●お悩み

うちの子どもは、一人っ子です。
祖父母やママ友など周りから、「一人っ子は甘やかされて育つから、自己中心的でわがままになる」という話をよく聞かされ、とても悩んでいます。


一人っ子を育てるには、どんなことに気を付ければいいのでしょうか。



●“一人っ子”のイメージはよくある勘違い
 

ご相談のような悩みを持つ親は本当に多くいます。
一人っ子の親にとって、昔も今も変わらない一番の悩みごとかもしれません。
 

しかし、これは子育てや教育の世界によくある集団的勘違いの一つに過ぎません。
 

私は小学校の担任として600人以上の子どもたちを教えてきましたが、言われるように一人っ子は自己中心的でわがままだと感じたことは一度もありません。
教員間でも、そのような話題になったこともありません。
 

それに、どんな地域や職場でも、自己中心的でわがままなひとは必ず何人かいると思いますが、そういうひとは一人っ子が多いですか?
そんなことはけっしてないはずです。
 

こうした偏見が根強く残っているのは、世間では昔から一人っ子について、次のようなステレオタイプ(紋切り型)の言い方がされてきたためです。

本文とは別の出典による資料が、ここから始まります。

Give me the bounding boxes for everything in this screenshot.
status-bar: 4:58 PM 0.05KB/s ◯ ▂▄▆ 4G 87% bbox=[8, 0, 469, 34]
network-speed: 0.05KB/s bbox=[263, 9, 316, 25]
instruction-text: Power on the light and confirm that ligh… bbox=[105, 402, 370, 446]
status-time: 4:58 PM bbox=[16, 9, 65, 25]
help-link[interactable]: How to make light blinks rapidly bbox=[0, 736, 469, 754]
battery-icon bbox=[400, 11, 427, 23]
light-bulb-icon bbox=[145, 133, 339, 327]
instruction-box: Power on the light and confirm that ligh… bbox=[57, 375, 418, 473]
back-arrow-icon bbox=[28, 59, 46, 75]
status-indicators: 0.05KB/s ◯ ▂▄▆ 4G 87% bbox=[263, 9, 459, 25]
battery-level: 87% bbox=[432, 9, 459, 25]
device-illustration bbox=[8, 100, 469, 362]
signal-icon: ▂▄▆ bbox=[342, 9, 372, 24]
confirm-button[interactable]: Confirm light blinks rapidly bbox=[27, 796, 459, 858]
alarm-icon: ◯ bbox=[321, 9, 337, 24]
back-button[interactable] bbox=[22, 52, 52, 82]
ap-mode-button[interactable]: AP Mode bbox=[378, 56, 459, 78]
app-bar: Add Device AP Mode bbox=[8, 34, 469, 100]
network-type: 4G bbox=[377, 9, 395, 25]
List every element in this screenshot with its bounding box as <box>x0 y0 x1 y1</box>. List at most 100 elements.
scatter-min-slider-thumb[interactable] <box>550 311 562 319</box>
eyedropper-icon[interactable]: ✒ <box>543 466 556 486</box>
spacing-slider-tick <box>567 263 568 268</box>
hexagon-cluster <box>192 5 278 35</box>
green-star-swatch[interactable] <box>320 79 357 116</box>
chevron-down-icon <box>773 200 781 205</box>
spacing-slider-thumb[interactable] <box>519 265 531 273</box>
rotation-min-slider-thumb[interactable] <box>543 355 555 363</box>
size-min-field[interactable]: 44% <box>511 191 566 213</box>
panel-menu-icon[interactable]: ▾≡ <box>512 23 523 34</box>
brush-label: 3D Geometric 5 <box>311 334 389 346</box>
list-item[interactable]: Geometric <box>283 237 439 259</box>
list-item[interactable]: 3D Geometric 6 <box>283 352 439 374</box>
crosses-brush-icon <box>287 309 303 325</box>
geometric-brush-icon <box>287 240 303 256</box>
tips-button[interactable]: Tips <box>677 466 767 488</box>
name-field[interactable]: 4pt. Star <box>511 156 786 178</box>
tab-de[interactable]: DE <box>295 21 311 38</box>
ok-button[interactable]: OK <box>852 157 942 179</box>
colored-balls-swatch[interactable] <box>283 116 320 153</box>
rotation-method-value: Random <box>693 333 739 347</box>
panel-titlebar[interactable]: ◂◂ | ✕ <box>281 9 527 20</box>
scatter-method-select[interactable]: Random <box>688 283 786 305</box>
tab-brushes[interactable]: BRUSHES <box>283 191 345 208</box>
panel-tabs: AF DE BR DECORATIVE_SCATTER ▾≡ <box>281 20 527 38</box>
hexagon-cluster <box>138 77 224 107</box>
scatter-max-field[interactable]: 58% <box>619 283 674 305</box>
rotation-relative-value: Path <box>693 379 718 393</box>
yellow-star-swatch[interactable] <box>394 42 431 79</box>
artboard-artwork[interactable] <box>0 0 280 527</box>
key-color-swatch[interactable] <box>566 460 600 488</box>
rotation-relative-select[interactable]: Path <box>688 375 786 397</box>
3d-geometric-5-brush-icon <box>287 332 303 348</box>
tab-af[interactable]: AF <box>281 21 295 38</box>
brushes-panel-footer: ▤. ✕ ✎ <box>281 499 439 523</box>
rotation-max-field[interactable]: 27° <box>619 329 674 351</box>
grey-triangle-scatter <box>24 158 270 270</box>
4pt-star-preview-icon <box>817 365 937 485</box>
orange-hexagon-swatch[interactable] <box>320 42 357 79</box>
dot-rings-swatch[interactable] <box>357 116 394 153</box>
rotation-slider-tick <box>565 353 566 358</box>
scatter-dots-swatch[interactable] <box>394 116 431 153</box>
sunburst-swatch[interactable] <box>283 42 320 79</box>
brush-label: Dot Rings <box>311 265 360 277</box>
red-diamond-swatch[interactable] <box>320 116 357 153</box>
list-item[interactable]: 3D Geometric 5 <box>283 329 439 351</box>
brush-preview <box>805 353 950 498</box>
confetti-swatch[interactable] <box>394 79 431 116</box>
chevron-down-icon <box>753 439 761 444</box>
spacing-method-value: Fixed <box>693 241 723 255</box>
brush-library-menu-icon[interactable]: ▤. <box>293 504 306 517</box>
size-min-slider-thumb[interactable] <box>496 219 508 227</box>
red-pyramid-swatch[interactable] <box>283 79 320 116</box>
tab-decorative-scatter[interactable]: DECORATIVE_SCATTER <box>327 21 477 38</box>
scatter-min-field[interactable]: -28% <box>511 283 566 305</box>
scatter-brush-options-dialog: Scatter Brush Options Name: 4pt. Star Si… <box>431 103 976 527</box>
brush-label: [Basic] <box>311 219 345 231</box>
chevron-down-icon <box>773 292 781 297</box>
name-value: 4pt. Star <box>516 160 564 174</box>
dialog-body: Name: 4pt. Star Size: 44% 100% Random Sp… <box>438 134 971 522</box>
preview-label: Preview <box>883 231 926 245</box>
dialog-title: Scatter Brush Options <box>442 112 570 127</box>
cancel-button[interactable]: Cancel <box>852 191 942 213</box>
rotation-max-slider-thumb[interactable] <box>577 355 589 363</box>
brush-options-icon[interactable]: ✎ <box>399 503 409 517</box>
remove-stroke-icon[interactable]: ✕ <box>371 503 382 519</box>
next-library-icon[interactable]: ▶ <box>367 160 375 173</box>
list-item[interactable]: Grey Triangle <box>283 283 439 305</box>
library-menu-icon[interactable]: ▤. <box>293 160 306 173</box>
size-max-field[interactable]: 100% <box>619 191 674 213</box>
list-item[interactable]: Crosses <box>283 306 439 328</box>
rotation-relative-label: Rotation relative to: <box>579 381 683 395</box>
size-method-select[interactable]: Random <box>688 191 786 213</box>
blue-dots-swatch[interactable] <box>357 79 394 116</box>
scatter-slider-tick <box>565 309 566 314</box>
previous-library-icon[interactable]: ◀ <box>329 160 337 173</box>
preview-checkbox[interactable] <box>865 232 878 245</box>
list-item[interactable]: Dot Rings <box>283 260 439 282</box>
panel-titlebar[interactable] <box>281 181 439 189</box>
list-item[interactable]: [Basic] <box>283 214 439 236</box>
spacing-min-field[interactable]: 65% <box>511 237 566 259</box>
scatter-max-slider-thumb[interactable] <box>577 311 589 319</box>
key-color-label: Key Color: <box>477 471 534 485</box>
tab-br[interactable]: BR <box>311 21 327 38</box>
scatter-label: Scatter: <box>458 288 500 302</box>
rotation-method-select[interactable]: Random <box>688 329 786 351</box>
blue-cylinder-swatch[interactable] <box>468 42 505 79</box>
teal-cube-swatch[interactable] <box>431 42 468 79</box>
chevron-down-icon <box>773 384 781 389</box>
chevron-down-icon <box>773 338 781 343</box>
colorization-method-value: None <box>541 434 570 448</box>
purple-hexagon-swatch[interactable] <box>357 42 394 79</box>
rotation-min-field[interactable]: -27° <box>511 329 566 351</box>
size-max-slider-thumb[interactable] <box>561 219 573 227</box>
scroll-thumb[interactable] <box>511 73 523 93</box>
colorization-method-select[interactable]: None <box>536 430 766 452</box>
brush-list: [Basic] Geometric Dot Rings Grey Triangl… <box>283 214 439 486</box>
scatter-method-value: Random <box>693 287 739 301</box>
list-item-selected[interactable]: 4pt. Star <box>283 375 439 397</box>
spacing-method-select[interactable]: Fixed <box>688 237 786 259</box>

①「きょうだいで分け合ったり、譲り合う経験がなく、全部自分のものになる。だから譲る気持ちが生まれない」

②「親にも祖父母にも甘やかされ、何でも本人の思い通りになる。だから世の中が自分を中心に回っているように思うようになる」

③「きょうだいがいないから、相手と妥協したり仲直りする機会がない。だから人間関係の調整力が育たない」


●思い込みからよけいにきびしく接することが問題
 

しかし、人間というのはそんな単純なものではありません。
 

例えば、②について、親や家族の愛情をたっぷり受けて育つことで、心が満たされ、かえって人のことを思いやる余裕が生じる、とも考えられます。
 

①や③についても、今は3歳くらいから保育園や幼稚園に行くことも多く、きょうだいがいなくても、人間関係の経験を積むことは、いくらでもできます。


ほかにも、親戚やママ友の子など、子ども同士が接する機会はたくさんあります。
そこで人間関係の経験を自然に積むことができるのです。


このようなわけですから「一人っ子だから……」と悩む必要はまったくありません。


それより問題なのは、「一人っ子だから、自己中心的にならないように気をつけなければ」「『一人っ子だからわがままだ』と言われないようにしなければ」という気持ちが強くなりすぎて、ちょっとしたことで「自分勝手のわがままは言わないの!」と叱る回数が増えてしまうことです。
 

親が過敏になりすぎると、普通だったら見逃して許してあげればいいようなことも叱ってしまうようになります。


すると子どもは、あまりに叱られる回数が多いことで、自分に自信をなくし「僕はダメな子だ」と思うようになってしまいます。
 

さらに親に対して愛情不足を感じるようになり、心が満たされなくなります。
この状態では、人のことを思いやることなどとてもできず、かえってわがままになりかねません。
これでは逆効果の最たるものです。


●不安になるような話は気楽に聞き流す

 
一人っ子を育てる親は、当然ながら子育ての初心者です。
それだけに、周りからひんぱんに「一人っ子は……」と耳にすると、聞き流すことができずに、不安だけが募ってしまい、親子ともストレスを抱える子育てに走ってしまいがちです。
でも、これからは聞き流してください。
一人っ子の子育ても、きょうだいのいる子育ても、基本は同じ。
自分が親や家族に愛されていると実感できるようにしてあげることが大事なのです。